My conventions: a real-valued function on an open subset of $\mathbb{R}^n$ is smooth if its partial derivatives of all orders exist and are continuous. A real-valued function on an arbitrary subset $A\subseteq \mathbb{R}^n$ is smooth if it can be extended to a smooth function on an open subset containing $A$.
Let $f:\mathbb{R}^2\to\mathbb{R}$ be smooth. Furthermore, assume that $f$ is even with respect to its second input (i.e. $f(x,y)=f(x,-y)$. Is then the map \begin{align*}\mathbb{R}\times[0,\infty)&\to\mathbb{R}\\(x,y)&\mapsto f(x,\sqrt{y})\end{align*} smooth?
I've seen some similar questions here, but I haven't seen one treating the case with two variables.
No, this is false. As indicated in comment, this is essentially a one dimensional problem.
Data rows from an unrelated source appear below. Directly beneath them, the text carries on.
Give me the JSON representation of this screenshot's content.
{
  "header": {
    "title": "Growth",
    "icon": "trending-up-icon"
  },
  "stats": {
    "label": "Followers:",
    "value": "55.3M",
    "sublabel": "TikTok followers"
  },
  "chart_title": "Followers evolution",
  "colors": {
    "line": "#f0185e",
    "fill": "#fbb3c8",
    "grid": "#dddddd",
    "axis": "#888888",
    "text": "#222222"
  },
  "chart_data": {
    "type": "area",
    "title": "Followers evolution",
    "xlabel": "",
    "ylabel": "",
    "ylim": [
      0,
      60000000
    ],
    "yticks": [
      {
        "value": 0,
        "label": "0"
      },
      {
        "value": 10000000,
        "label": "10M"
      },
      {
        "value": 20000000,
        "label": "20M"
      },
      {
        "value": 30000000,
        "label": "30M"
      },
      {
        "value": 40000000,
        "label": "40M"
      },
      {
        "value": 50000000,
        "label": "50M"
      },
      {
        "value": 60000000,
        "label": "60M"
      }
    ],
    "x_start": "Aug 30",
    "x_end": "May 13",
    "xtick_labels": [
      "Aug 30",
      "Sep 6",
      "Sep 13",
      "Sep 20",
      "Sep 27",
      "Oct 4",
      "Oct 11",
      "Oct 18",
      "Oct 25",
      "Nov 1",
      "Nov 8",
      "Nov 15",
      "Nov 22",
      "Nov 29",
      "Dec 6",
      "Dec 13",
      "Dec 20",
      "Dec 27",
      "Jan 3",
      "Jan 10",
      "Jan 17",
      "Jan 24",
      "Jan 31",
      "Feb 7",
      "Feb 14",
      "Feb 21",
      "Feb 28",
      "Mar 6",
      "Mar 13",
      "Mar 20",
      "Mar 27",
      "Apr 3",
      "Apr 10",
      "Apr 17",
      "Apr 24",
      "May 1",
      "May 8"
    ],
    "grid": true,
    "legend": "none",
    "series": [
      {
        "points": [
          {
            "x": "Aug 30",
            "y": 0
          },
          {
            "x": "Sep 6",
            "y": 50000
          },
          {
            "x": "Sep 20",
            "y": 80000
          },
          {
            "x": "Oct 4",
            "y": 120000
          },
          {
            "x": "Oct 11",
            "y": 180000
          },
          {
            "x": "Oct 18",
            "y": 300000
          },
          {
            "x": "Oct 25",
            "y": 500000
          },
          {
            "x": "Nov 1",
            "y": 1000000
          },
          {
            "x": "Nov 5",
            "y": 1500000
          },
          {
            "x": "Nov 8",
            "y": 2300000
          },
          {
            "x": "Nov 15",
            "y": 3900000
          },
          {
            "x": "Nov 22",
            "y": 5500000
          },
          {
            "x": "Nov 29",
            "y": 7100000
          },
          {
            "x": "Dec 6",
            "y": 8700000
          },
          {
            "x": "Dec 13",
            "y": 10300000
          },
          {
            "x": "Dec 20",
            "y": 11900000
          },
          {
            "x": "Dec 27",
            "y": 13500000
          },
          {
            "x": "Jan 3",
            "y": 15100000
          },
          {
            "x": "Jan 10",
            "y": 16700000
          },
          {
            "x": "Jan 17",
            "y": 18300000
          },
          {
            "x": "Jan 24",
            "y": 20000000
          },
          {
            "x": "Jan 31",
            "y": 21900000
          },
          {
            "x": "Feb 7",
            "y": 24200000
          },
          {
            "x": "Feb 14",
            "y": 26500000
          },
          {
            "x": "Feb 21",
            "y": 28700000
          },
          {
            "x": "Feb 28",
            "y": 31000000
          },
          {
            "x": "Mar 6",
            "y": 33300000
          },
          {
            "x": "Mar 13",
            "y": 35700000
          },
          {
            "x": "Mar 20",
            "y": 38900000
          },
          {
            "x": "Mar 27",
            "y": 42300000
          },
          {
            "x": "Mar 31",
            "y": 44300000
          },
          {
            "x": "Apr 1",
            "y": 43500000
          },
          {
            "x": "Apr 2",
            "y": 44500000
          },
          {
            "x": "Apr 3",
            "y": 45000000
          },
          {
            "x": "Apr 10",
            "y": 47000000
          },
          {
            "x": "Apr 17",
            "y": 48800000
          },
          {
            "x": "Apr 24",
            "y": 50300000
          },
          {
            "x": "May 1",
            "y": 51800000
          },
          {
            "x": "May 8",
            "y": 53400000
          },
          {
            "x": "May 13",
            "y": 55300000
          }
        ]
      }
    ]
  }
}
Take $\varphi\in C^\infty$ be compactly supported, even and such that $\varphi = 1$ in a ball near $0$, and define $$ f(y) = \varphi(y)\,|y|^2 $$ Then $$ f(\sqrt y) = \varphi(y)\,|y| $$ is not differentiable at $x=0$ (I think your mistake was coming from the fact that you simplified $\sqrt{y^2} = y$ instead of $|y[$).